Fishermen's Paradise begins with a problem of a decline in global fish population, driven by reckless overfishing and a culture that treats the sea as limitless. This project proposes that a response of redefining our relationship with fishing, shifting from extraction towards stewardship. Sited along a heavily populated river in Bristol, the project gathers residents who share a love of fishing, cooking and eating fish as a family. By introducing a catch and release technique on the river, the community turns fishing from taking into an act of care and preservation.

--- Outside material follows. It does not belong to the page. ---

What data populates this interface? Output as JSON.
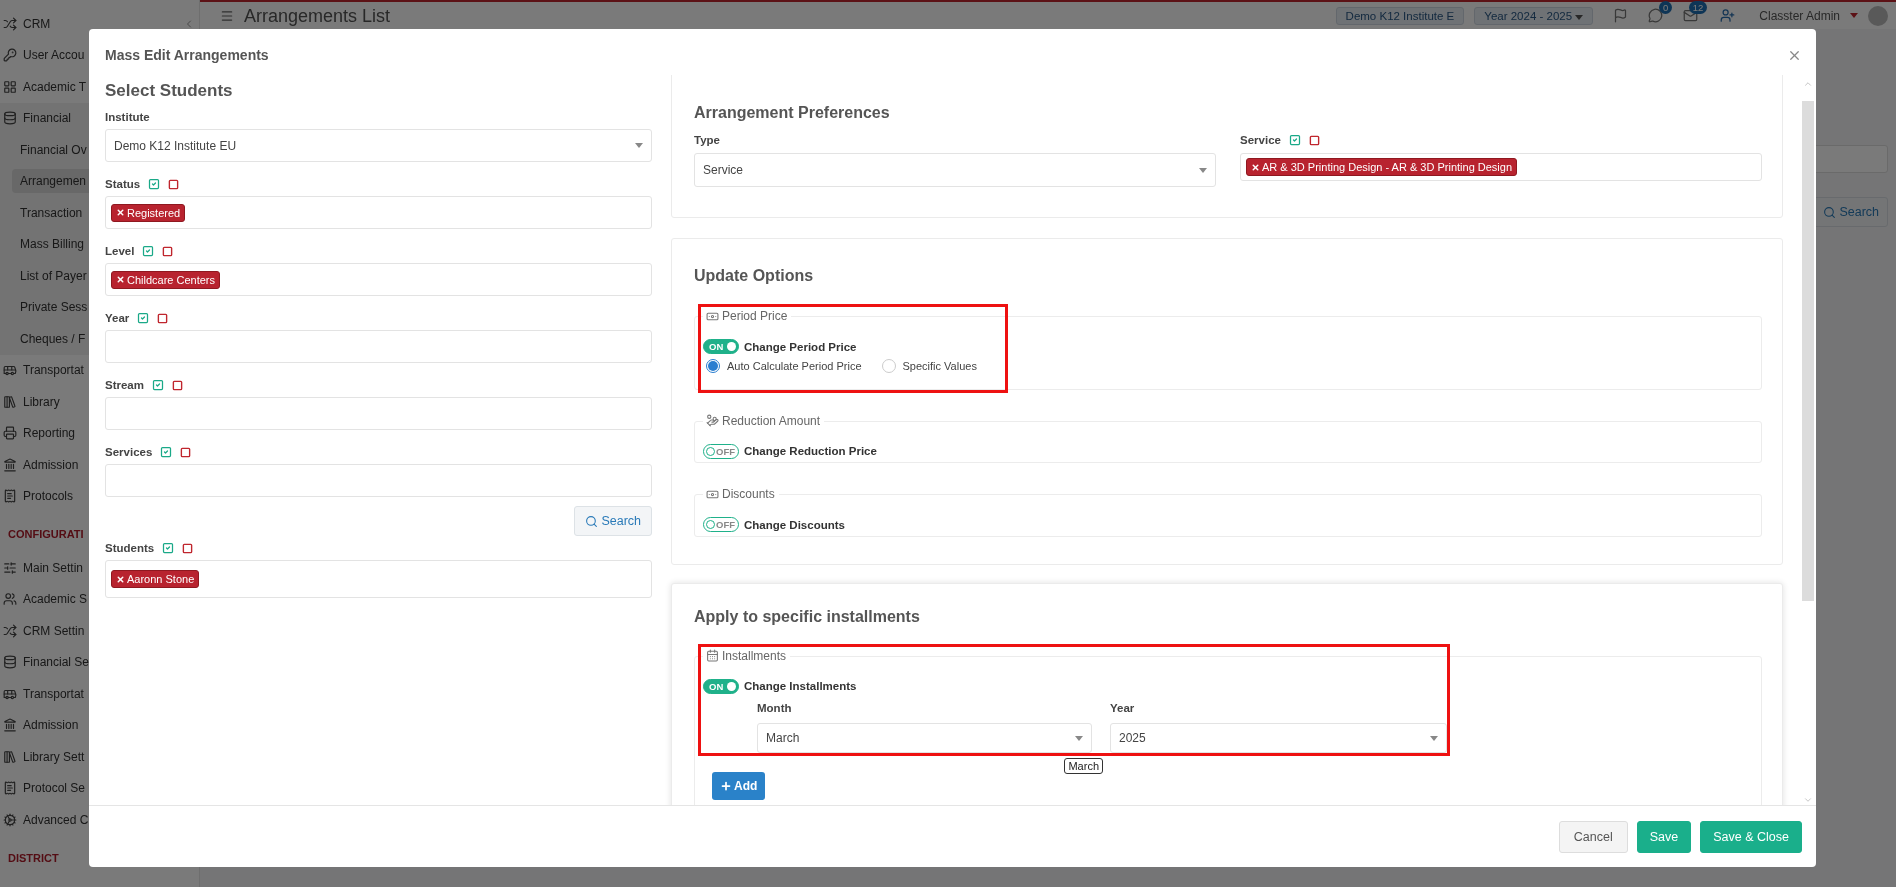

The project is a multi-unit residential development organised around the cycle of catching, growing, cooking and eating together. Each flat has its own private pier, used for catch and release fishing and for the parking of boats that residents can take to fish at other rivers across the city. Private herb gardens run through the scheme, irrigated by a sustainable water cycle that links rainwater, irrigation and the kitchen. This means that the herbs are grown on site and are cooked together with the fish residents catch. At the heart of the project is a water square. It is an adaptable space that holds rainwater during rain (It rains a fair bit in Bristol) and transforms into a social space where residents gather during sunny days.
The primary structure uses glulam beams as the structural support for the aluminium roofing. They are also used to support the lime stone chimney in the communal cooking space where there is a grill for hot smoking under. The timber concept continues at the interior of the dwellings where wooden flooring carries the warmth of the structure into the living room, and extends out onto hardwood piers that connect the water to the housings. The exterior of the residential and communal space towards the street are made with lime render, while the east facade facing the water is made with fish scale zinc cladding. The contrast between the fish scale zinc cladding and the lime render, implies the secret fishing obsession that the residents share.